Идеальный брак — тот, в котором каждый из супругов получает радость, проигрывая другому. Вероятно, на свете не существует ни одной семейной пары, жизнь которой протекала бы без обид, размолвок, недоразумений и ссор. Но если люди любят друг друга, любят со всеми достоинствами и недостатками, любовь смягчает ссоры, прощеные обиды и позабытые недоразумения уносятся прочь. Ткань жизни такой семьи мягка и приятна на ощупь: в ней нет шероховатостей, потертостей и дыр, оставленных большими скандалами.
Семейный быт Третьяковых не был лишен неизбежных конфликтов, но конфликты эти были, скорее, исключением на фоне спокойной, гармоничной семейной жизни и не могли разрушить атмосферу любви и понимания между супругами.
А. П. Боткина пишет: «…источником некоторых недоразумений между Павлом Михайловичем и Верой Николаевной было воспитание детей… Когда дети начали проявлять свои вкусы, склонности и желания, они предпочитали действовать через мать.
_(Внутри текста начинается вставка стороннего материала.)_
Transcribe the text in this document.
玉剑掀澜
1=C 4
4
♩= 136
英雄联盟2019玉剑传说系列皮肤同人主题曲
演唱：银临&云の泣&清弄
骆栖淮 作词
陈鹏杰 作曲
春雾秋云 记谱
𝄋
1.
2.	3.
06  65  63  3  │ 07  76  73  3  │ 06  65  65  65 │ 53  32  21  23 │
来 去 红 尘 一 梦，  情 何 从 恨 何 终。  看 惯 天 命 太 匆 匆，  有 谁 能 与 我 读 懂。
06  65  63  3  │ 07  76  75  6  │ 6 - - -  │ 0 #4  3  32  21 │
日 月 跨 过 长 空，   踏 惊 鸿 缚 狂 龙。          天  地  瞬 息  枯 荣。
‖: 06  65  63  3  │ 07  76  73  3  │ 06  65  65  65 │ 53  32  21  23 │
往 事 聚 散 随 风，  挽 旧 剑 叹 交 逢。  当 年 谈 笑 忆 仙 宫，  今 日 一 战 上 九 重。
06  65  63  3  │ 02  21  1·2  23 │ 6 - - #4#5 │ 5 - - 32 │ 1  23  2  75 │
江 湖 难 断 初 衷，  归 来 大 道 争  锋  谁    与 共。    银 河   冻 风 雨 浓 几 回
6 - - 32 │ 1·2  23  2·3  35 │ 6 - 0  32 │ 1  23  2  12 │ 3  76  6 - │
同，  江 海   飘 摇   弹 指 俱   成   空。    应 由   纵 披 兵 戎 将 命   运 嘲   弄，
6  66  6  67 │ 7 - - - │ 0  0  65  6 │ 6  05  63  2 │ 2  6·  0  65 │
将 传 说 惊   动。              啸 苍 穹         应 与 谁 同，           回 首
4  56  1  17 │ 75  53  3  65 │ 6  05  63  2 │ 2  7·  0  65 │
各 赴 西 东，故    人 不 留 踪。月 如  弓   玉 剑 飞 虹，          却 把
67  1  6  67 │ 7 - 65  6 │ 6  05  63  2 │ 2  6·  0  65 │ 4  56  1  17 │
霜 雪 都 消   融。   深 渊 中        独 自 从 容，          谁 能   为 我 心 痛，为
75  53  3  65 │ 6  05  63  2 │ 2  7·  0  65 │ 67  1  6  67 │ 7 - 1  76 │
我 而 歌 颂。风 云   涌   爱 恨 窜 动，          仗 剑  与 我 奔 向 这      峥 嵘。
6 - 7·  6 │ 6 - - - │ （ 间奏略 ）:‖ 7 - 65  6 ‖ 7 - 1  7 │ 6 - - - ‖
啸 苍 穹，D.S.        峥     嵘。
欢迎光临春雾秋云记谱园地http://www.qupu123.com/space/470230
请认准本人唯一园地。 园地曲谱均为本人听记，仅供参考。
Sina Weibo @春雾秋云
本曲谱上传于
Она шла ходатайствовать за них, иногда рискуя получить отповедь»[526]. Воспитание детей — не меньший труд, чем приумножение капитала, и Павел Михайлович подходил к этому делу ответственно. Дети получили превосходное — гораздо более совершенное, чем у самого П. М. Третьякова, — домашнее образование, занимаясь с гувернерами. Учились русскому языку, арифметике, Закону Божию, истории Церкви, всемирной истории, литературе, ботанике, анатомии, немецкому, французскому и английскому языкам, музыке, танцам, рисованию…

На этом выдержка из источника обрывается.